学生にとって、就活は人生における大きなイベントです。しかし企業側にとっても、同じように採用は重要なものと言えるでしょう。だからこそ、面接官もさまざまなことを考え、面接を行っています。面接官側の立場から考えてみると、何かのヒントが見つかるかもしれません。
就活を通じて、学生は悩みや不安、期待や落ち込みなど、さまざまな感情を抱えることでしょう。学生の中には、「企業の採用担当者は私たちを選んでいるだけ」などと思っている人が多いかもしれません。しかし実際には、企業の採用担当者もいろいろな悩みを抱えながら採用活動を行っています。中には「自分が行っている面接はベストなのだろうか」などと、不安に思いながら面接を進めている場合もあるのです。

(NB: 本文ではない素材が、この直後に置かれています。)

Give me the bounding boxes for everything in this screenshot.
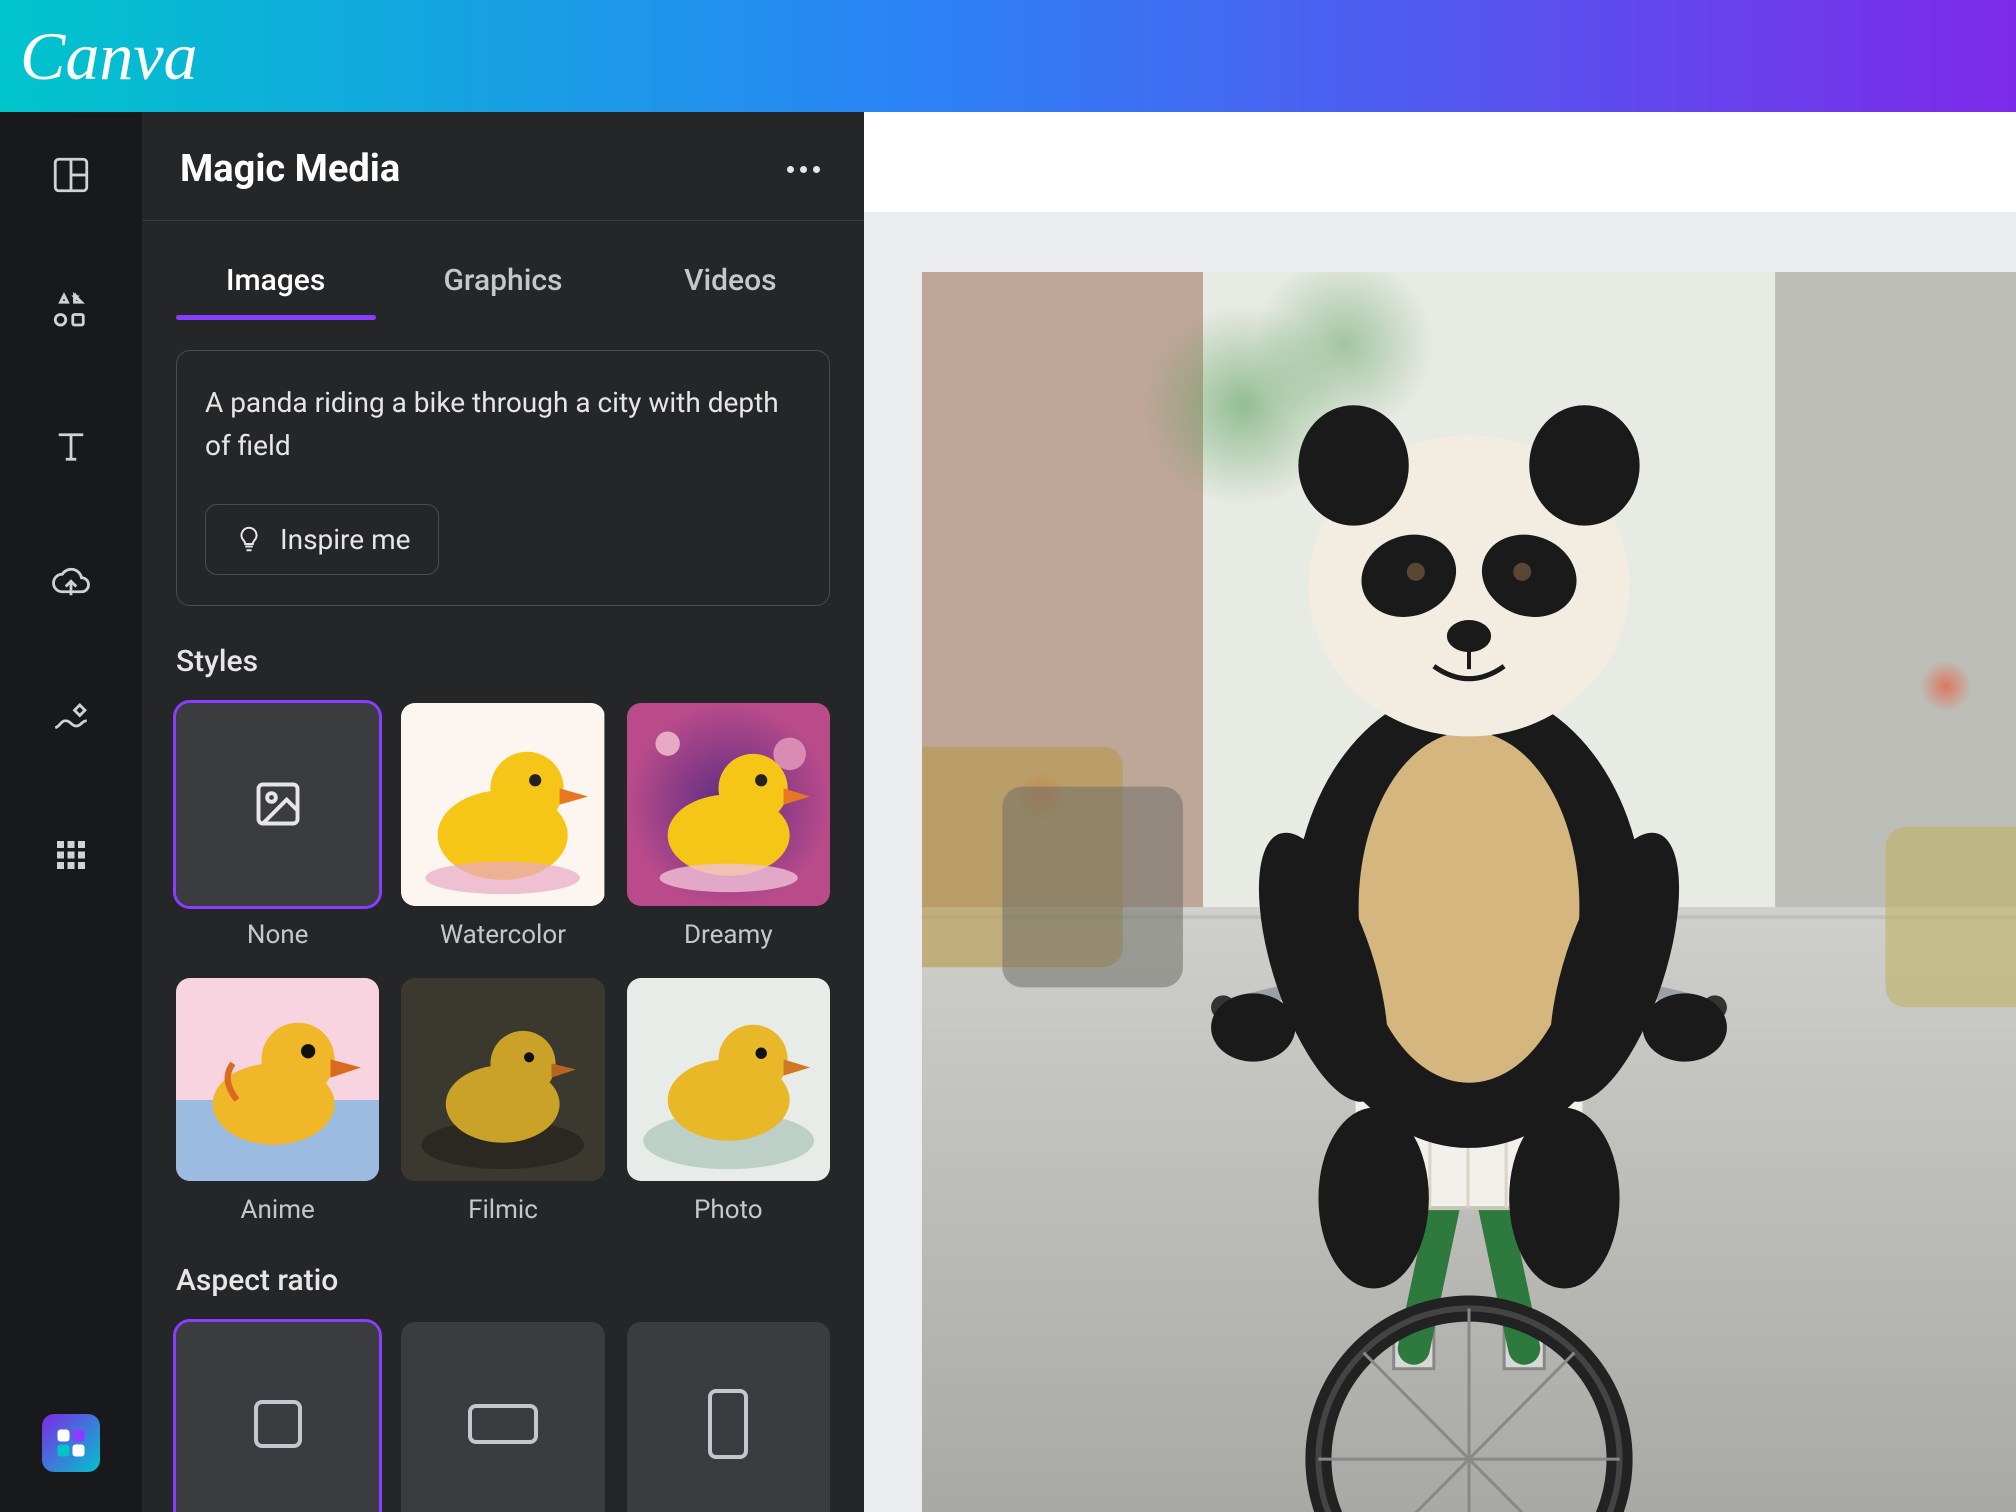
rail-elements[interactable] <box>48 288 94 334</box>
app-header: Canva <box>0 0 2016 112</box>
duck-dreamy-thumb <box>627 703 830 906</box>
lightbulb-icon <box>234 524 264 554</box>
duck-watercolor-thumb <box>401 703 604 906</box>
style-label: Photo <box>694 1195 763 1225</box>
style-dreamy[interactable]: Dreamy <box>627 703 830 950</box>
apps-icon <box>50 834 92 876</box>
templates-icon <box>50 154 92 196</box>
magic-media-icon <box>53 1425 89 1461</box>
style-anime[interactable]: Anime <box>176 978 379 1225</box>
prompt-box: A panda riding a bike through a city wit… <box>176 350 830 606</box>
panel-title: Magic Media <box>180 147 400 191</box>
ratio-landscape[interactable] <box>401 1322 604 1512</box>
rail-draw[interactable] <box>48 696 94 742</box>
duck-photo-thumb <box>627 978 830 1181</box>
style-watercolor[interactable]: Watercolor <box>401 703 604 950</box>
inspire-me-button[interactable]: Inspire me <box>205 504 439 575</box>
canvas-toolbar <box>864 112 2016 212</box>
tab-videos[interactable]: Videos <box>617 241 844 320</box>
duck-anime-thumb <box>176 978 379 1181</box>
square-icon <box>254 1400 302 1448</box>
more-options-button[interactable] <box>780 146 826 192</box>
generated-image[interactable] <box>922 272 2016 1512</box>
rail-apps[interactable] <box>48 832 94 878</box>
inspire-me-label: Inspire me <box>280 523 410 556</box>
uploads-icon <box>50 562 92 604</box>
aspect-ratio-heading: Aspect ratio <box>176 1263 830 1298</box>
style-none[interactable]: None <box>176 703 379 950</box>
style-label: None <box>247 920 309 950</box>
style-filmic[interactable]: Filmic <box>401 978 604 1225</box>
style-label: Filmic <box>468 1195 538 1225</box>
panda-on-bike-illustration <box>922 272 2016 1512</box>
duck-filmic-thumb <box>401 978 604 1181</box>
elements-icon <box>50 290 92 332</box>
more-icon <box>787 166 820 173</box>
canvas-area[interactable] <box>864 112 2016 1512</box>
style-photo[interactable]: Photo <box>627 978 830 1225</box>
text-icon <box>50 426 92 468</box>
styles-grid: None Watercolor Dreamy Anime <box>142 703 864 1226</box>
media-type-tabs: Images Graphics Videos <box>142 241 864 320</box>
rail-magic-media[interactable] <box>42 1414 100 1472</box>
prompt-input[interactable]: A panda riding a bike through a city wit… <box>205 381 801 468</box>
styles-heading: Styles <box>176 644 830 679</box>
nav-rail <box>0 112 142 1512</box>
portrait-icon <box>708 1389 748 1459</box>
style-label: Anime <box>241 1195 315 1225</box>
draw-icon <box>50 698 92 740</box>
rail-uploads[interactable] <box>48 560 94 606</box>
tab-images[interactable]: Images <box>162 241 389 320</box>
landscape-icon <box>468 1404 538 1444</box>
image-placeholder-icon <box>252 778 304 830</box>
tab-graphics[interactable]: Graphics <box>389 241 616 320</box>
style-label: Dreamy <box>684 920 773 950</box>
magic-media-panel: Magic Media Images Graphics Videos A pan… <box>142 112 864 1512</box>
ratio-portrait[interactable] <box>627 1322 830 1512</box>
aspect-ratio-grid <box>142 1322 864 1512</box>
ratio-square[interactable] <box>176 1322 379 1512</box>
canva-logo: Canva <box>20 17 198 96</box>
rail-templates[interactable] <box>48 152 94 198</box>
rail-text[interactable] <box>48 424 94 470</box>
style-label: Watercolor <box>440 920 566 950</box>
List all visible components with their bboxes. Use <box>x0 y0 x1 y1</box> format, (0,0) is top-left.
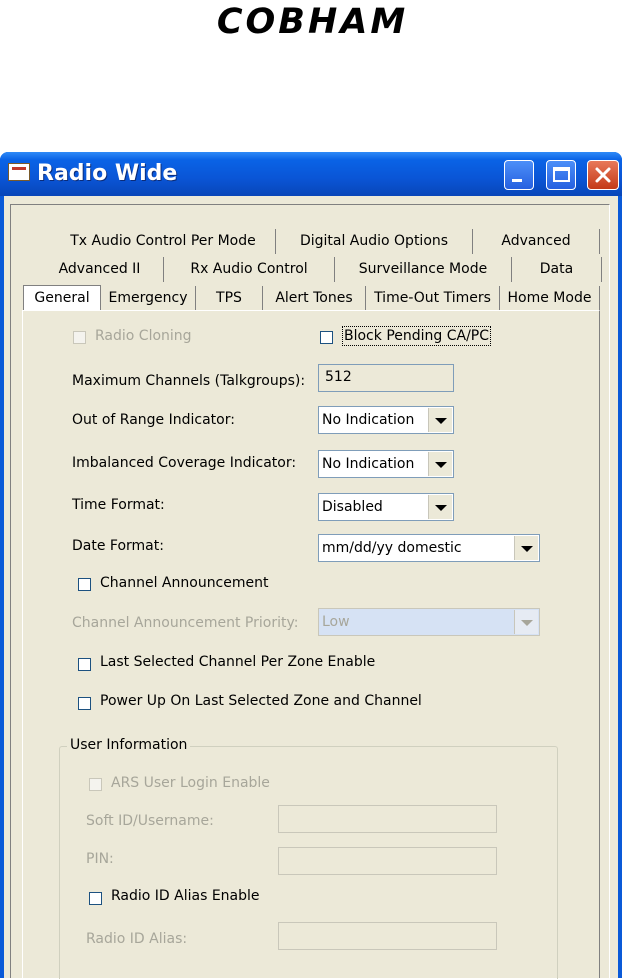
chevron-down-icon[interactable] <box>428 495 452 519</box>
imbalanced-coverage-select[interactable]: No Indication <box>318 450 454 478</box>
tab-time-out-timers[interactable]: Time-Out Timers <box>366 286 500 311</box>
tab-digital-audio-options[interactable]: Digital Audio Options <box>276 229 473 254</box>
tab-surveillance-mode[interactable]: Surveillance Mode <box>335 257 512 282</box>
tab-home-mode[interactable]: Home Mode <box>500 286 600 311</box>
maximize-button[interactable] <box>546 160 576 190</box>
chevron-down-icon[interactable] <box>428 408 452 432</box>
user-information-title: User Information <box>67 737 191 753</box>
time-format-value: Disabled <box>322 499 383 515</box>
max-channels-field[interactable]: 512 <box>318 364 454 392</box>
pin-field[interactable] <box>278 847 497 875</box>
cobham-logo: COBHAM <box>216 2 409 42</box>
soft-id-field[interactable] <box>278 805 497 833</box>
block-pending-checkbox[interactable] <box>320 331 333 344</box>
channel-announcement-checkbox[interactable] <box>78 578 91 591</box>
close-icon <box>595 167 611 183</box>
max-channels-label: Maximum Channels (Talkgroups): <box>72 373 306 389</box>
tab-data[interactable]: Data <box>512 257 602 282</box>
date-format-select[interactable]: mm/dd/yy domestic <box>318 534 540 562</box>
tab-rx-audio-control[interactable]: Rx Audio Control <box>164 257 335 282</box>
out-of-range-select[interactable]: No Indication <box>318 406 454 434</box>
power-up-last-checkbox[interactable] <box>78 697 91 710</box>
time-format-label: Time Format: <box>72 497 165 513</box>
last-selected-channel-checkbox[interactable] <box>78 658 91 671</box>
radio-cloning-checkbox[interactable] <box>73 331 86 344</box>
ars-login-checkbox[interactable] <box>89 778 102 791</box>
tab-emergency[interactable]: Emergency <box>101 286 196 311</box>
tab-tps[interactable]: TPS <box>196 286 263 311</box>
radio-id-alias-enable-checkbox[interactable] <box>89 892 102 905</box>
minimize-icon <box>512 179 522 182</box>
channel-announcement-priority-select[interactable]: Low <box>318 608 540 636</box>
chevron-down-icon[interactable] <box>514 610 538 634</box>
out-of-range-label: Out of Range Indicator: <box>72 412 235 428</box>
channel-announcement-label: Channel Announcement <box>100 575 269 591</box>
imbalanced-coverage-label: Imbalanced Coverage Indicator: <box>72 455 297 471</box>
maximize-icon <box>553 167 570 182</box>
chevron-down-icon[interactable] <box>514 536 538 560</box>
block-pending-label: Block Pending CA/PC <box>341 326 492 346</box>
close-button[interactable] <box>587 160 619 190</box>
app-icon <box>8 163 30 181</box>
minimize-button[interactable] <box>504 160 534 190</box>
radio-id-alias-label: Radio ID Alias: <box>86 931 188 947</box>
date-format-value: mm/dd/yy domestic <box>322 540 462 556</box>
tab-advanced[interactable]: Advanced <box>473 229 600 254</box>
soft-id-label: Soft ID/Username: <box>86 813 214 829</box>
power-up-last-label: Power Up On Last Selected Zone and Chann… <box>100 693 422 709</box>
radio-id-alias-enable-label: Radio ID Alias Enable <box>111 888 260 904</box>
tab-general[interactable]: General <box>23 285 101 312</box>
date-format-label: Date Format: <box>72 538 164 554</box>
out-of-range-value: No Indication <box>322 412 415 428</box>
time-format-select[interactable]: Disabled <box>318 493 454 521</box>
tab-alert-tones[interactable]: Alert Tones <box>263 286 366 311</box>
tab-tx-audio-control-per-mode[interactable]: Tx Audio Control Per Mode <box>51 229 276 254</box>
pin-label: PIN: <box>86 851 114 867</box>
ars-login-label: ARS User Login Enable <box>111 775 270 791</box>
last-selected-channel-label: Last Selected Channel Per Zone Enable <box>100 654 376 670</box>
radio-cloning-label: Radio Cloning <box>95 328 192 344</box>
radio-id-alias-field[interactable] <box>278 922 497 950</box>
window-title: Radio Wide <box>37 161 178 186</box>
imbalanced-coverage-value: No Indication <box>322 456 415 472</box>
chevron-down-icon[interactable] <box>428 452 452 476</box>
tab-advanced-ii[interactable]: Advanced II <box>36 257 164 282</box>
channel-announcement-priority-label: Channel Announcement Priority: <box>72 615 299 631</box>
channel-announcement-priority-value: Low <box>322 614 350 630</box>
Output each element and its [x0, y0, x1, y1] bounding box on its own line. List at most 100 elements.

面接時間は、長くても1回あたり1時間程度でしょう。その短い時間で、初めて会った就活生の能力や適性、あるいは将来性などを判断しなければなりません。では実際、初めて会った相手と1時間程度の会話を通じ、理解し合えるものでしょうか。恐らく、「それは難しい」と感じる方が多いはずです。そのため面接官はいかに自社に合った就活生を見極めるかを常に考え、試行錯誤しています。
企業の面接官は、面接前にエントリーシートや履歴書などを読み込み、あらかじめ学生の学歴や能力などを理解しています。自己PRなどからも、その学生が得意としていることが判断できるでしょう。課外活動などについて書かれていれば、その学生がどのような学生生活を送ってきたのかもわかってきます。
では面接官は、面接を通じて何を知りたいと思っているのでしょうか。それは、学習能力や協調性、誠実さなど、目には見えない資質です。例えば面接で、学歴も課外活動もよく似ている学生がいた場合。エントリーシートなど書面上から読み取れる情報では、ほとんど変わらないと感じるでしょう。しかし面接で話してみれば、それぞれに個性があり、異なる資質が見えてきます。それこそが、企業で活躍してもらうために重要なポイントなのです。
面接の目的は、学生の資質の違いを見極めること。そのために、面接官は次のようなポイントに気をつけています。
・学生がリラックスできるようにする
学生は良い評価をしてもらおうと、緊張した状態で面接に臨んでいます。「受かりたい」「良く見られたい」という気持ちが非常に強くなっていますので、自分自身にプレッシャーをかけてしまっている場合もあるでしょう。しかしそんな状態で、人は素の自分を出せなくなります。
そのため面接官は、そんな学生をまずリラックスさせなければなりません。例えば面接のスタート時に冗談を言ったり、世間話をしたりして、リラックスできる雰囲気を作ろうとします。
・熱意とともに積極的に口説く
特に中小企業やベンチャー企業などでは、面接官は自社の魅力を伝え、熱意とともに積極的に就活生を口説きます。面接官は、こちらから積極的に採用しようという姿勢で臨んできているのです。どうしても欲しいと感じた学生に対しては、「どうすれば自社を選んでくれるか」を考えアプローチしています。
・未来の話ではなく過去の話を聞き出す
面接では「就職してからどうするか」という未来の話より、過去の話を聞き出していきます。つまり「これから何をやりたいのか」ではなく、「なぜそれをやりたいと思ったのか」を知りたいのです。そうした情報からは、就活生の人間性をうかがい知ることができるでしょう。
それでは最後に、実際に面接官がよく就活生へ問いかけている質問を見てみましょう。ここでは、2つの質問法を取り上げます。
・「なぜ?」と繰り返し聞き出してくる
本質的な思いや考えを聞き出すため、面接官は就活生からの回答に対して、繰り返し「なぜ?」と問いかけてきます。これは、回答の根拠となる具体的な内容を聞き出したいと考えているためです。「なぜ?」を繰り返すことで回答が深掘りされ、根底にある理由・根拠が明確化されていきます。そして突っ込んだ質問からは、就活生それぞれの人間性やタイプが見えてくるのです。
・学生が結論を述べるまで最後まで話を聞く
面接で答える際には、「結論から話すように」とアドバイスされることが多いでしょう。しかし緊張した状態もあり、学生によって結論が後回しになってしまうことが少なくありません。中には質問内容を忘れてしまい、ついダラダラと長く話してしまう人もいるほどです。
しかしそんなときも、面接官は最後まで話を聞いてから、さらに質問を投げかけるようにしています。会話のすべてが、選考するうえでの判断材料となるのです。ただし基本的には、やはり結論から話して欲しいと考えているもの。就活生は、それを十分に意識して対応できるようにしておきましょう。